Passenger nationalities
| Nationalities | Passengers | Crew | Total |
|---|---|---|---|
| Australia | 1 | 2 | 3 |
| Netherlands | 3 | 0 | 3 |
| South Africa | 12 | 1 | 13 |

== Investigation ==
The Accident and Incident Investigations Department of the South African Civil Aviation Authority began an investigation and pledged to have an initial report within 30 days of the crash.
A preliminary report was released in August 2018. It said the pilots did not follow the prescribed checklist procedures when they discovered an engine had caught fire. Recovered video footage from the cockpit showed the captain was the pilot flying, while the first officer was doing the radio work. The footage also showed the licensed aircraft maintenance engineer (LAME) operating the engine controls. Further, “during taxi, takeoff and flight, until moments before the crash, one of the passengers was seen standing in the cockpit area behind the LAME. “The GoPro also shows that the pilots were not sure if they had retracted the landing gears, as they can be heard asking each other whether the gears are out or not. It also shows that though the pilots and LAME were informed of the left engine fire, they were asking each other which engine was on fire,” the preliminary report reads. The GoPro footage also showed that “at no stage did the pilots or the LAME discuss or attempt to extinguish the left engine fire, as the left engine fire extinguishing system was never activated”. The preliminary report noted the aircraft was certified for operation by two pilots and it was “not clear why the LAME was allowed to operate the engine controls during the operation of the aircraft” and noted “crew resource management in the cockpit was found lacking”.
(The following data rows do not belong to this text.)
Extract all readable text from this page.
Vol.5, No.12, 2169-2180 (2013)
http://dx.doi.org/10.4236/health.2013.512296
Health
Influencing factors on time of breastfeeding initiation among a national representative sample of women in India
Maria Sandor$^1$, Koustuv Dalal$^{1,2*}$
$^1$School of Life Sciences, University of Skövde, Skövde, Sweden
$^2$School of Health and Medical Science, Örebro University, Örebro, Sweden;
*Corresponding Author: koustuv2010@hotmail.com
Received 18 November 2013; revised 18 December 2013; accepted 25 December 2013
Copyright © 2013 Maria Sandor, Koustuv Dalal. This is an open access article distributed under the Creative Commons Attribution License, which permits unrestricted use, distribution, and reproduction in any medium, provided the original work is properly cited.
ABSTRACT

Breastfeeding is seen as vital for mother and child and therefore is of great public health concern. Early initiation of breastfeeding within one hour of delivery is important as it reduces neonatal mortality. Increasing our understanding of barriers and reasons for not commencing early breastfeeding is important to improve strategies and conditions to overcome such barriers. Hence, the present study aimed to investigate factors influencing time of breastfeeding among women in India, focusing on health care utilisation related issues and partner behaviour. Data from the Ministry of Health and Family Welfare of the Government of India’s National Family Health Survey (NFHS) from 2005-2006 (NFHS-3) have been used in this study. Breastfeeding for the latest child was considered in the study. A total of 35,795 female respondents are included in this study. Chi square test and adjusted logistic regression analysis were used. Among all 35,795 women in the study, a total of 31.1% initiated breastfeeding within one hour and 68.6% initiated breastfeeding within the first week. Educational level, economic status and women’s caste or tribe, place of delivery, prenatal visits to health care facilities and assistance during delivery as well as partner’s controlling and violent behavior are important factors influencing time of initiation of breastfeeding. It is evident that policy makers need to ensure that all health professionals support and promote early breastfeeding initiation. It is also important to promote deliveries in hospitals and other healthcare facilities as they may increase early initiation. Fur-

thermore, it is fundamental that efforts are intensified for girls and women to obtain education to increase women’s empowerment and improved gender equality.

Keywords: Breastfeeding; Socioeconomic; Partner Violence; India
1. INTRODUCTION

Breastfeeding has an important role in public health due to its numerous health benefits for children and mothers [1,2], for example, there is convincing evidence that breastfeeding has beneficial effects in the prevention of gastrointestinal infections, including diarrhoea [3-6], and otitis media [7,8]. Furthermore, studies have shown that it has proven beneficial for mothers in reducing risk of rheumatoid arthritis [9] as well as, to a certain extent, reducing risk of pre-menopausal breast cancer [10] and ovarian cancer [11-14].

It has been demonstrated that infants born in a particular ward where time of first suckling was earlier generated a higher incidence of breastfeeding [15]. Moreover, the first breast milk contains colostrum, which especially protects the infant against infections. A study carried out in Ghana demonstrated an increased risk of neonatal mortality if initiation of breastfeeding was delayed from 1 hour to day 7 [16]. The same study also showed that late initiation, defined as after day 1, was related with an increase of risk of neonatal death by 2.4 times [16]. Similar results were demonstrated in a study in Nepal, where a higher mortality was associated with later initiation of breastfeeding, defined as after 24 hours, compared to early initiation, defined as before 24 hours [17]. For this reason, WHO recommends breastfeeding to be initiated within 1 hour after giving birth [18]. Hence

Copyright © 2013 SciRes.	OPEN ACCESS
The South African Civil Aviation Authority released its final report on 28 August 2019. Indicating that the probable cause of the accident was poor maintenance of the engines and multiple mistakes by unqualified pilots, such as continuing the flight after the left engine had caught fire. Early indications of the engine fault were misdiagnosed by maintenance personnel as an instrument reading erratically.